In der Webserie erzählen die Schauspieler Silvio Kretschmer und Giorgina Hämmerli solche Geschichten - genau so, wie uns diese erzählt wurden.

Sie ist erst 23 Jahre alt und frisch mit ihrem Freund zusammen, als Milena merkt, dass sie schwanger ist. Als die junge Frau ihren Mut zusammen nimmt, um ihren 16 Jahre älteren Freund über die Umstände zu informieren, lehnt dieser die Vaterschaft ab und wirft ihr vor, ihn betrogen zu haben: «Er meinte, bei ihm sei schon vor 30 Jahren festgestellt worden, dass er zeugungsunfähig sei. Ich jedoch bin in einer Beziehung eine treue Seele.»

Als sich der 40-jährige Mann auch keinem Vaterschaftstest unterziehen möchte, ist Milena verzweifelt. Nach etlichen Gesprächsversuchen entschliesst sich dieser doch, sich mit der Idee Vater zu werden auseinanderzusetzen. Milena schlägt ihrem Freund vor, sie zu heiraten, damit die beiden den bürokratischen Teil, der nach der Geburt eines Kindes ansteht, vereinfachen können.

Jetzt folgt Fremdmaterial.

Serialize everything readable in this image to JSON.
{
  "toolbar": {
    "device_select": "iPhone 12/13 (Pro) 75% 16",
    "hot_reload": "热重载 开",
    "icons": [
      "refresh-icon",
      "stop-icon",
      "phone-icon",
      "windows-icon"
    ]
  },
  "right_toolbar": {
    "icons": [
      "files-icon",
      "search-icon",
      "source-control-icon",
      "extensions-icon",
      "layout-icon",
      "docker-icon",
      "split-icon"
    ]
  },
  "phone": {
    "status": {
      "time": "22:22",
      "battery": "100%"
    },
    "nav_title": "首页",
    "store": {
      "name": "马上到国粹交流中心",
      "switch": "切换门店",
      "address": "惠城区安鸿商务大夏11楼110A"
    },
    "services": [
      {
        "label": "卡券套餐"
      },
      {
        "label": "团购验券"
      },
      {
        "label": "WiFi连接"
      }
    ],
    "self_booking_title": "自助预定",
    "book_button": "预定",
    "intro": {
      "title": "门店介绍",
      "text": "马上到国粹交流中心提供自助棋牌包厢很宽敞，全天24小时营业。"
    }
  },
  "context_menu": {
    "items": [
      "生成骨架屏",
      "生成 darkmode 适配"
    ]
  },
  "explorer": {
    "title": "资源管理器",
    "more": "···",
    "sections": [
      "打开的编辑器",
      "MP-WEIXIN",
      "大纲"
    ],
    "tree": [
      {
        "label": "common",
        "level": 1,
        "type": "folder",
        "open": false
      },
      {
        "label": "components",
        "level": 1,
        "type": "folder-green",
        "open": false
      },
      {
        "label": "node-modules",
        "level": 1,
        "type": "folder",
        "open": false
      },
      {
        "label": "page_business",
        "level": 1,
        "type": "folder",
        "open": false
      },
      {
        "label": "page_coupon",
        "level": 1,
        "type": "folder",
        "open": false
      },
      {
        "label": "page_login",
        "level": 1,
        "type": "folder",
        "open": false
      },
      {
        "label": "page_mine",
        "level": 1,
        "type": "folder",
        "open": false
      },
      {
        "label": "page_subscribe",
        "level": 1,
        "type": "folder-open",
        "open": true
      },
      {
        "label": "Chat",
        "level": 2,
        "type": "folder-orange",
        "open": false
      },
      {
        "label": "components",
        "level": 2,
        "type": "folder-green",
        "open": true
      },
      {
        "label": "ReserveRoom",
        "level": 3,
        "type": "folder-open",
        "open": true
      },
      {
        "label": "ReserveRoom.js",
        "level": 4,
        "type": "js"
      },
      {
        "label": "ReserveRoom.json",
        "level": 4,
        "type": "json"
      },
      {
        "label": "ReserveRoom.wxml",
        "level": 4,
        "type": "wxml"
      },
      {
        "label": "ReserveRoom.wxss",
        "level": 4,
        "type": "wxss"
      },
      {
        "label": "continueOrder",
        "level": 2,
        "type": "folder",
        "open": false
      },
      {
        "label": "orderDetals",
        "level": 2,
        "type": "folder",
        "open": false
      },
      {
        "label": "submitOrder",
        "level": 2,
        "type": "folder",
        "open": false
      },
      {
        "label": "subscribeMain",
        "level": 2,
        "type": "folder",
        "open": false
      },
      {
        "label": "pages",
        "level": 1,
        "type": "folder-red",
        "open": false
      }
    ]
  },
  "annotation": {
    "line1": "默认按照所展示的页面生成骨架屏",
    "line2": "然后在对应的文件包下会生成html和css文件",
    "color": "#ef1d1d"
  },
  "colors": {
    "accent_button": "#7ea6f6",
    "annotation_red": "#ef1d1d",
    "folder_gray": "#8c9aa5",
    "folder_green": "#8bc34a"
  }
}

Ihr Freund willigt der pragmatischen Lösung ein: «In den ersten drei Monaten meiner Schwangerschaft war er sehr liebevoll. Auch wenn er immer wieder behauptete, nicht der Vater zu sein und auch phasenweise wollte, dass ich abtreibe. Ich glaube, er wusste selber nicht was er will», erzählt Milena.

Schwanger sitzen gelassen

Im dritten Monat der Schwangerschaft teilt Milenas Freund ihr mit, dass sich seine Ex-Freundin gemeldet hätte und er zu ihr zurückkehrt.

Er liess mich im dritten Monat sitzen.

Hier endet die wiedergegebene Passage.